An economic success story: How interest rate cuts grew the demand for property by 35%

23 March 2021

The surprise turnaround of the residential property market is possibly the greatest economic highlight of the past year.

A year ago, many sectors of the economy were forced to close as governments around the world imposed lockdown restrictions to limit the spread of Covid-19. Real estate experts predicted that the economic shutdown and ensuing uncertainty would see house prices plummet, further stalling the residential housing market. Thankfully, these predictions could not have been more wrong.

The exact opposite has happened. The total value of home loans granted to homebuyers is up by 35% and has increased 26% in terms of the number of bonds registered at the deeds offices (excluding cash deals, year-on-year for the six months ending January 2021). BetterBond's home loan business grew in value by 46% over this period, underlining how low interest rates have made owning their dream home a reality for many more South Africans.

In terms of house price growth, the residential property market ended the year stronger than at the end of 2019, when house price inflation was at just below 2%. Instead of the expected price drop of between 5% and 14.5%, house prices increased on average 2.7% year-on-year from January to November 2020, and ended at close to 3% at the end of the year, well above property research company Lightstone's forecast for the year.

Repo rate cuts driving unexpected rebound

The South African Reserve Bank's aggressive approach to lowering interest rates to stimulate the economy - with five consecutive repo rate cuts - has been a strong driver of the housing market's unexpected rebound.

BetterBond's bond application volumes increased significantly after June, once hard lockdown restrictions eased, hitting a record 53% year-on-year increase in December, which is usually a quiet period for home buyers. The upward trajectory has continued into 2021, with our applications volumes up 41% year-on-year for March so far. This proves unequivocally that the significant uptick in bond applications is not only a result of pent-up demand.

In fact, the Standard Bank Group says new home loans reached "record levels" last year, with most borrowers turning to bond originators as historic-low interest rates stimulated renewed interest in the housing property market. With this improved affordability, our average bond size has increased by 11% for repeat buyers, and by 12% for first-home buyers for February, year-to-date. Also encouraging is that six out of 10 BetterBond clients secure a 100% bond, with no deposit required.

Will the centre hold?

Of course, the question on everyone's lips now is whether the centre will hold?
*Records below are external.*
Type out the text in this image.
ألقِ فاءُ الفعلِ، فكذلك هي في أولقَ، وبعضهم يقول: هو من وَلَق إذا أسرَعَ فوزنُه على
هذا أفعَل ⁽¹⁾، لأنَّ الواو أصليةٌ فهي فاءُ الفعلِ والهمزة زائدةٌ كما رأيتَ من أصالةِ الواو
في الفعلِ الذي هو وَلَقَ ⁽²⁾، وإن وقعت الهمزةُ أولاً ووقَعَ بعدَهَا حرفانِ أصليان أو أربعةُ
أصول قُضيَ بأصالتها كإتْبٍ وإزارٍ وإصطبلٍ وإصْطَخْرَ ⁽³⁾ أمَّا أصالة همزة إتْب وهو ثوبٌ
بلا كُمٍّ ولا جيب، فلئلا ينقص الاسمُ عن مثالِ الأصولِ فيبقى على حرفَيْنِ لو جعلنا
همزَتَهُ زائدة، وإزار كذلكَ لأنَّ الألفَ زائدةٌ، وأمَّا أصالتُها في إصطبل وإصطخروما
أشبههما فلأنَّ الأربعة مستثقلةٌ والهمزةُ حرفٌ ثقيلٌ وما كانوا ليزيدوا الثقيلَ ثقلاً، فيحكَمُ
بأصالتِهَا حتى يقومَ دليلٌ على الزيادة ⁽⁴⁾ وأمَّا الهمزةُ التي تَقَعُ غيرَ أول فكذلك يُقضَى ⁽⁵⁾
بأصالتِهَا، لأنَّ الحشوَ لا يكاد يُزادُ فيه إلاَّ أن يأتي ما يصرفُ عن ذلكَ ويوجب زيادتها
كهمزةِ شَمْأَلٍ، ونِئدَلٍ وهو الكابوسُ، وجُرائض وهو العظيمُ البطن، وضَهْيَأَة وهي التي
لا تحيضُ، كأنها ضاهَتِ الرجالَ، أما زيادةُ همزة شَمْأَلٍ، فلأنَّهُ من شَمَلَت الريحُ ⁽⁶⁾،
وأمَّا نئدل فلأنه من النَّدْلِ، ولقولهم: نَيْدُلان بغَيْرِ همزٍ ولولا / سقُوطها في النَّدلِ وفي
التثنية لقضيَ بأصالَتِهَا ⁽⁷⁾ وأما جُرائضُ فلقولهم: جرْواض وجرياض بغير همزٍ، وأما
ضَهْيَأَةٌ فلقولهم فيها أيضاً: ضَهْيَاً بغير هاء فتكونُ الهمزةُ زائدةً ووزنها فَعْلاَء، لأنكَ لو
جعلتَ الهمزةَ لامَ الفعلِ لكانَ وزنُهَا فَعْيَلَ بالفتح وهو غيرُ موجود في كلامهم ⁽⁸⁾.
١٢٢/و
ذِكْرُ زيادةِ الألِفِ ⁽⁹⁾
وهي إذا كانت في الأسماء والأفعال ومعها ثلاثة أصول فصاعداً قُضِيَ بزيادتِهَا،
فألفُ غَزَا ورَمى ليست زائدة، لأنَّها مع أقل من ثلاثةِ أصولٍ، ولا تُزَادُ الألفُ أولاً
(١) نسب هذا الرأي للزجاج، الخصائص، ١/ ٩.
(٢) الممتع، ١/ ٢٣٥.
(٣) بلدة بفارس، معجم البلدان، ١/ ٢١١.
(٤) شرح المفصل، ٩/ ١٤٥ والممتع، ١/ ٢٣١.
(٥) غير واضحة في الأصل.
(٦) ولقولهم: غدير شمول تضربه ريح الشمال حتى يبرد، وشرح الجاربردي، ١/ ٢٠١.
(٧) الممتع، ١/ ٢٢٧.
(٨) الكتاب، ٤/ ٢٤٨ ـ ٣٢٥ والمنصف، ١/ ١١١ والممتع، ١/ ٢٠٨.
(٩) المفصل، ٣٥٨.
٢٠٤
While we don't have a crystal ball, the good news is that the South African Reserve Bank has assured consumers that the interest rate will remain in single digits into 2022. It's likely that the Monetary Policy Committee will decide to hold the repo rate steady, yet again, at 3.5%, when it meets on 25 March.

Furthermore, the repo rate is expected to inch up by not more than 50 basis points towards the end of the year, based on the Reserve Bank's projection models, which means that any changes to the interest rate in the second and third quarter of 2021 are unlikely to have any significant impact on the property market. Property research company Lightstone is optimistic that the market will continue to hold steady, with house price inflation at between 2.1% and 4% this year.

There is clearly still time to make the most of the current favourable lending environment.